OK, on to Chapter 3 (most weeks, we’ll do just one chapter!): Start Where You Are. I admit my life is so unromantic and unscholarly that I have trouble identifying myself as a poet. Do you? Or does it come naturally to you?
But I love what Cohen says in this chapter. When I was presenting at the Poetry Blast at ALA in Chicago in 2009, a bunch of us poets were there early, and a guy on the hotel’s maintenance crew was working in the room. He asked what was going on, and when we told him, he said, “Oh, I write poems sometimes.” I loved that! This was a kind of shaggy guy, very unassuming, and he writes poems. Poets are everywhere: at your school, on your block, at your workplace, and right in the very chair you’re sitting in. It’s one of the things I love best about poetry. Though I’m not sure why it’s so easy for me to accept the poet in everyone else but struggle sometimes to see a poet in me. Hmmm.

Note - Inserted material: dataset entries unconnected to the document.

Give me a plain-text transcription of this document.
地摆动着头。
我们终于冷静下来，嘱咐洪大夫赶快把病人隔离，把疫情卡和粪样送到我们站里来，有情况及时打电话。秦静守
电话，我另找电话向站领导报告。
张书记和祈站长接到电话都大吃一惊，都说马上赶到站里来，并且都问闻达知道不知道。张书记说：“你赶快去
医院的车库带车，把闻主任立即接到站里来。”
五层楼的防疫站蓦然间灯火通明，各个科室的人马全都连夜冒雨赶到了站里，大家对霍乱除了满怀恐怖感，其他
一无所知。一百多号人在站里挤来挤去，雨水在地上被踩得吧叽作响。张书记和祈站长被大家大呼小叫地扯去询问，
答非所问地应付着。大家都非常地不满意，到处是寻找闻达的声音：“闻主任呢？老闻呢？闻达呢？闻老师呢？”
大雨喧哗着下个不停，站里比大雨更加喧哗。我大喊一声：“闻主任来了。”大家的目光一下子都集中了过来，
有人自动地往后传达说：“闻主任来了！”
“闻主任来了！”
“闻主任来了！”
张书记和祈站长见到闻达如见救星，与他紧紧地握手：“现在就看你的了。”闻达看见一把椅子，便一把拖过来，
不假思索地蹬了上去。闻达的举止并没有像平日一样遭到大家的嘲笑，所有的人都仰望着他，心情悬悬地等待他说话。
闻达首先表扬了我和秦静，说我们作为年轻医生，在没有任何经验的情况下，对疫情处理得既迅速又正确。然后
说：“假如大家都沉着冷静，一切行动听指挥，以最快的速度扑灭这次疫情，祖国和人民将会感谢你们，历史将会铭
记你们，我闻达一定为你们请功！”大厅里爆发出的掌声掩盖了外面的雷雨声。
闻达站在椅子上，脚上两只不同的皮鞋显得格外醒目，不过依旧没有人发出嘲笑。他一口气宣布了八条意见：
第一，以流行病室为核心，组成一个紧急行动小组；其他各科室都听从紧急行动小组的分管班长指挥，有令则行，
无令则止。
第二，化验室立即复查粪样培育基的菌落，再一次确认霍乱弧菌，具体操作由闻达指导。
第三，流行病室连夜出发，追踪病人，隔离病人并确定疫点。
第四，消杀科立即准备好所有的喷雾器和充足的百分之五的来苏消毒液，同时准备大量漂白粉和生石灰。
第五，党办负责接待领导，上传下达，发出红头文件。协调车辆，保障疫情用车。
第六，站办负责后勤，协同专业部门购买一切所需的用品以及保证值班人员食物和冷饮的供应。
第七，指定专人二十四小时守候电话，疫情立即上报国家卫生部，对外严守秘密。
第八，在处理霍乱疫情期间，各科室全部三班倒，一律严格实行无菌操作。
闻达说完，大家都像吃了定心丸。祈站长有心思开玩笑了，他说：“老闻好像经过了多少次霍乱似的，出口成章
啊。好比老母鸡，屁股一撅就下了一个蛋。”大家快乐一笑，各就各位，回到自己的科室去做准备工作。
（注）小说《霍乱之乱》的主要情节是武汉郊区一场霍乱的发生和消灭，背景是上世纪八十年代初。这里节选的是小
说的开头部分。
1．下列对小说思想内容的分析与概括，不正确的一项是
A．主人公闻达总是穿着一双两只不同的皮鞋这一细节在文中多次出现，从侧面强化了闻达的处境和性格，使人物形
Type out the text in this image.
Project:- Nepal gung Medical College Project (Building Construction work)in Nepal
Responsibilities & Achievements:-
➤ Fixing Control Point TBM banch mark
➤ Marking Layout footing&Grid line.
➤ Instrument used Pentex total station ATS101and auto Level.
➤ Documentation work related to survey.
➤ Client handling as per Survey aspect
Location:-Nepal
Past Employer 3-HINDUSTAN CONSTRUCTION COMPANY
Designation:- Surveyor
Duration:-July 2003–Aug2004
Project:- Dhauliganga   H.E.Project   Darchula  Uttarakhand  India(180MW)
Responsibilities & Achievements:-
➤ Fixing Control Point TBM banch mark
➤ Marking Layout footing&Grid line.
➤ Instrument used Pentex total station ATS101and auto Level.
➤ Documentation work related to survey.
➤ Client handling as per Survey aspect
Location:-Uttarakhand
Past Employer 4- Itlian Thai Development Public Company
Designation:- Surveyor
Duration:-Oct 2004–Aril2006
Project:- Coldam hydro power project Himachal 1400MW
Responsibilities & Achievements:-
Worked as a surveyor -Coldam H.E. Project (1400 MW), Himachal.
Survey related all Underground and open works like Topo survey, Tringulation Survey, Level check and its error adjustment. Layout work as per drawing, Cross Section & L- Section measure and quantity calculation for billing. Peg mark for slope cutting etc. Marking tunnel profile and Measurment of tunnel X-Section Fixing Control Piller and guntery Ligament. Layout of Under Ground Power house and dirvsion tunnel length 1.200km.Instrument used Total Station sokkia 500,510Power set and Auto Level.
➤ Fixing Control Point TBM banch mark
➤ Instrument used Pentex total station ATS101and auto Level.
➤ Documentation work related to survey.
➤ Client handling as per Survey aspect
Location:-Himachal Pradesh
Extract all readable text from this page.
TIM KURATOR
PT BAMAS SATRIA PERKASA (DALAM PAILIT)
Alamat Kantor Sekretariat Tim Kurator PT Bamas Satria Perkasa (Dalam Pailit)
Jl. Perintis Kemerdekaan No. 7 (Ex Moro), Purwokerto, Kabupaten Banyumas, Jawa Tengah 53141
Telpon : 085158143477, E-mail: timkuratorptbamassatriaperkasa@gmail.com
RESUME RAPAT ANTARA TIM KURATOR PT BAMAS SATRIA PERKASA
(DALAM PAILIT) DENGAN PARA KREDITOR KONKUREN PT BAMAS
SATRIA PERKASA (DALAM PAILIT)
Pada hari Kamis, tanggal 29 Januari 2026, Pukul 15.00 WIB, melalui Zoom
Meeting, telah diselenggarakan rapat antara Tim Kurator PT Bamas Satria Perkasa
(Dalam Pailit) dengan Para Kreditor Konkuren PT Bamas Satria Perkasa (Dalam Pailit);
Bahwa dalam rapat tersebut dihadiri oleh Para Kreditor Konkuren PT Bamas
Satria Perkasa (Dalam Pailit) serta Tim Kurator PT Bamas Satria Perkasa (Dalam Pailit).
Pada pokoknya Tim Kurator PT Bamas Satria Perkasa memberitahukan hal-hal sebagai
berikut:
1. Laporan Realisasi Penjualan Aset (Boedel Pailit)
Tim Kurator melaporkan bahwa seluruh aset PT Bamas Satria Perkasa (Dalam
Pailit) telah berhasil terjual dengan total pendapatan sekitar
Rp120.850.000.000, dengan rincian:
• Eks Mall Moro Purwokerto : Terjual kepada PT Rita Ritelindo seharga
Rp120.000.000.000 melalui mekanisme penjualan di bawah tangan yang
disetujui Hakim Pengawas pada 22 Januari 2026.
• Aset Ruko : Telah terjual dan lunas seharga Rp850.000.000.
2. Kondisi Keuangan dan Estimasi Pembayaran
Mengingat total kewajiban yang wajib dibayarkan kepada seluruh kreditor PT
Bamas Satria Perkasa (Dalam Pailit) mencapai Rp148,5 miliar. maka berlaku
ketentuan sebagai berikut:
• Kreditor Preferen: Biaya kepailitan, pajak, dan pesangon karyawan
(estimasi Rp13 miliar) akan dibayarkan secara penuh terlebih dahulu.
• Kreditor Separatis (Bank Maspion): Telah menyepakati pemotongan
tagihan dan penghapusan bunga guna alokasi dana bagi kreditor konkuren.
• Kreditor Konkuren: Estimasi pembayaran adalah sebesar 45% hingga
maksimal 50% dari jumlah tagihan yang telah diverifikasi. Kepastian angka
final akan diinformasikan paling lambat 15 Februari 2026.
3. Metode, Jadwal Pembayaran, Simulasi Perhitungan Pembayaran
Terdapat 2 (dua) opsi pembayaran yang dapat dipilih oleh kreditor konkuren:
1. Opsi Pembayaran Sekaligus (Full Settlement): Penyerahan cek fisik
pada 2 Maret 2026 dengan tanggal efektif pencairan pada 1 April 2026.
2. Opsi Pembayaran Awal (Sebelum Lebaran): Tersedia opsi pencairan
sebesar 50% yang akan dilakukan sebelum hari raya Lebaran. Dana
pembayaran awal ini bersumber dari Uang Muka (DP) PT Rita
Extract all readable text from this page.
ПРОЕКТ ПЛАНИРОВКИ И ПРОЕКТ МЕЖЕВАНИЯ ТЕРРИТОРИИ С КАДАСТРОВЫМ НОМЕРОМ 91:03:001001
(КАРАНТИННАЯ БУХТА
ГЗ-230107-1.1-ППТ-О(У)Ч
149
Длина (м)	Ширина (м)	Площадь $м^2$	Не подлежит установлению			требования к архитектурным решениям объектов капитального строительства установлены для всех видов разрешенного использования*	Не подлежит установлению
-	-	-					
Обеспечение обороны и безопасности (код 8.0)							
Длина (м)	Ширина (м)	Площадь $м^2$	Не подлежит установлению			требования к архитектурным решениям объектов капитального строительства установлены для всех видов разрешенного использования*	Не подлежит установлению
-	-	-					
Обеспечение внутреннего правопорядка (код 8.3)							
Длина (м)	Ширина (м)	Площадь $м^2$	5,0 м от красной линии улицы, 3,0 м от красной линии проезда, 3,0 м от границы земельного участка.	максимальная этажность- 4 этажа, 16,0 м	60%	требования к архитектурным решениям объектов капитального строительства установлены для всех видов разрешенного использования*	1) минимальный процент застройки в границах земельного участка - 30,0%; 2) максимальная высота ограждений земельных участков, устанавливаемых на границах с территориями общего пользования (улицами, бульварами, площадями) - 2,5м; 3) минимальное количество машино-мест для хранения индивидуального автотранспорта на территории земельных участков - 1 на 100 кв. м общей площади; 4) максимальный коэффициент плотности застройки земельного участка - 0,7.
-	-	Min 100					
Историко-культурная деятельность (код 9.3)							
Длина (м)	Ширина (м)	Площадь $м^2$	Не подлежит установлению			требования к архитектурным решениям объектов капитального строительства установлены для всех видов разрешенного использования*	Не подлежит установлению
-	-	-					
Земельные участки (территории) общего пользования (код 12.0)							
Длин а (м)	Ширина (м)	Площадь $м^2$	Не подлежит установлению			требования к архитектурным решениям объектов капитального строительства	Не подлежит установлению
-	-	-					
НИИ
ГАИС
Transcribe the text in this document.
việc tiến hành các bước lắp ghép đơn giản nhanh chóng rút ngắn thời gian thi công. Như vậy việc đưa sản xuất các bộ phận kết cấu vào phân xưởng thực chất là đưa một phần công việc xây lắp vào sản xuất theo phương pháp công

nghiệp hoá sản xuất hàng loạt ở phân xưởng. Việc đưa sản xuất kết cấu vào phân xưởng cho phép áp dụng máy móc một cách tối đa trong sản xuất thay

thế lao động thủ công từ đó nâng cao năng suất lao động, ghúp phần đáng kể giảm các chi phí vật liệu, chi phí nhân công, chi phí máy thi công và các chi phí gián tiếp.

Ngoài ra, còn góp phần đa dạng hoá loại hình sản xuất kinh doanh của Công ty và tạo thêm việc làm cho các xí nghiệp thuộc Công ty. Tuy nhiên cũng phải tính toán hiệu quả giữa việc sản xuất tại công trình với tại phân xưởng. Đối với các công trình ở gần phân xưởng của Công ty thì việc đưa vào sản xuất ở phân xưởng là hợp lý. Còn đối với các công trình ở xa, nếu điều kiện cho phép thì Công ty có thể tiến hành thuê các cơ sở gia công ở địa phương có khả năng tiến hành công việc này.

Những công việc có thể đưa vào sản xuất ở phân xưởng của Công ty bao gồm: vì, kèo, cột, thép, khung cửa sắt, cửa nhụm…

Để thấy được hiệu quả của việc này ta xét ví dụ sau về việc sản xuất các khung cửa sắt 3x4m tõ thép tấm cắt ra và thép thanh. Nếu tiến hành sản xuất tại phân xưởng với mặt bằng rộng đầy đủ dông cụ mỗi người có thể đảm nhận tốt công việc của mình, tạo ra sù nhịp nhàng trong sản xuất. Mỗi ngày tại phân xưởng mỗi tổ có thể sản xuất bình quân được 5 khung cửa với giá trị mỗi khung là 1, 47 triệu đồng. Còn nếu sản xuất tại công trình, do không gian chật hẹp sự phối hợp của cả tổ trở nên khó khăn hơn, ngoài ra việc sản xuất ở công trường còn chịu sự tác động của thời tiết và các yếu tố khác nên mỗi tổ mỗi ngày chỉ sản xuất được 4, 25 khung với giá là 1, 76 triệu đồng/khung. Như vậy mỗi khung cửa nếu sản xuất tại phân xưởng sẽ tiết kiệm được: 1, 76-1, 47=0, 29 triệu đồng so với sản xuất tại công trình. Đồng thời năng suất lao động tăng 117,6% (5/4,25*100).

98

Anyhoo. Let’s do the final Chapter 3 exercise from page 13.
“Think of someone you see regularly in passing but do not know well, such as your mail carrier, barista or neighbor. Write a poem that imagines what his life might be like:
* Who does he love?
* What has he lost?
* What do his pajamas look like?
* What are his aspirations?
* What does he eat for breakfast?”
I hope you’ll do this exercise and leave it in a comment. Don’t judge–just try it! My mind is totally blank right now, but I’m going to go write a poem in a comment right now. It’s just an exercise. A first draft. A discipline.
So leave a poem. Comment on anything in my post or from these two chapters. Jump in with your own questions that relate to these chapters. And of course talk to each other, too! It’s just an open conversation, and we’re glad you’re here to share it.